FAM menyoroti nama Yudhistira Prasasta, salah satu komisioner KPU Kota Tangerang, yang diduga masih aktif di sebuah organisasi kepemudaan. Dugaan itu mencuat setelah sejumlah dokumen dan kegiatan publik menunjukkan keterlibatan Yudhistira di kegiatan organisasi tersebut.
Padahal, dalam Pasal 21 ayat (1) huruf k Undang-Undang Nomor 7 Tahun 2017 tentang Pemilu, disebutkan bahwa anggota KPU dilarang menjadi anggota partai politik atau organisasi yang memiliki afiliasi politik.

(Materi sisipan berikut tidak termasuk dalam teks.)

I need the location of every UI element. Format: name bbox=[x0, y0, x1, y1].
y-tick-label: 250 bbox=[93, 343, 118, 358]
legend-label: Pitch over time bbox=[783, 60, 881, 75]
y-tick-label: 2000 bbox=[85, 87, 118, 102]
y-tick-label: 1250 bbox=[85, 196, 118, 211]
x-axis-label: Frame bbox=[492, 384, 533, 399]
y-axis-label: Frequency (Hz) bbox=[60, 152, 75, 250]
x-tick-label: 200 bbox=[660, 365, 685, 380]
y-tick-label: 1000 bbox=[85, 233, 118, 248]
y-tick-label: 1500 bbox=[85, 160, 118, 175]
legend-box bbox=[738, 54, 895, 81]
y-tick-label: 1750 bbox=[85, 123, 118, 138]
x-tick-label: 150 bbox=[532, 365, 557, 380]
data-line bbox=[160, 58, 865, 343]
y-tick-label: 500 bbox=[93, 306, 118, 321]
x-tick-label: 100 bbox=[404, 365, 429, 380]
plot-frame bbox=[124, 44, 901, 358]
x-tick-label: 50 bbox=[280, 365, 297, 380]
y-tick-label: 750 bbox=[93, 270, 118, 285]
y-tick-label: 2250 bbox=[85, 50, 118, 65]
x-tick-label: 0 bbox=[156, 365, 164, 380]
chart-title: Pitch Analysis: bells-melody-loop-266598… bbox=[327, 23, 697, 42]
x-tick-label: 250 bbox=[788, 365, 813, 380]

“Ini bukan sekadar pelanggaran administratif,” lanjut Akbar. “Kita sedang menghadapi krisis integritas penyelenggara Pemilu. Kalau lembaga yang seharusnya netral justru berpolitik di balik layar, itu penghinaan terhadap demokrasi.”
Akbar menyorot sejauh ini, baik KPU maupun Bawaslu Kota Tangerang belum memberikan klarifikasi resmi. Tak ada konferensi pers, tak ada pernyataan terbuka.
“Diamnya lembaga justru mempertebal dugaan publik bahwa ada yang tidak beres di dalamnya,” kata Akbar.
Lebih jauh, Akbar menjelaskan jika Spanduk “Mosi Tidak Percaya” itu kini menjadi semacam panggung terbuka bagi kemarahan publik. Aksi tersebut mengingatkan bahwa legitimasi Pemilu tidak hanya ditentukan oleh proses, tetapi juga oleh moralitas penyelenggaranya.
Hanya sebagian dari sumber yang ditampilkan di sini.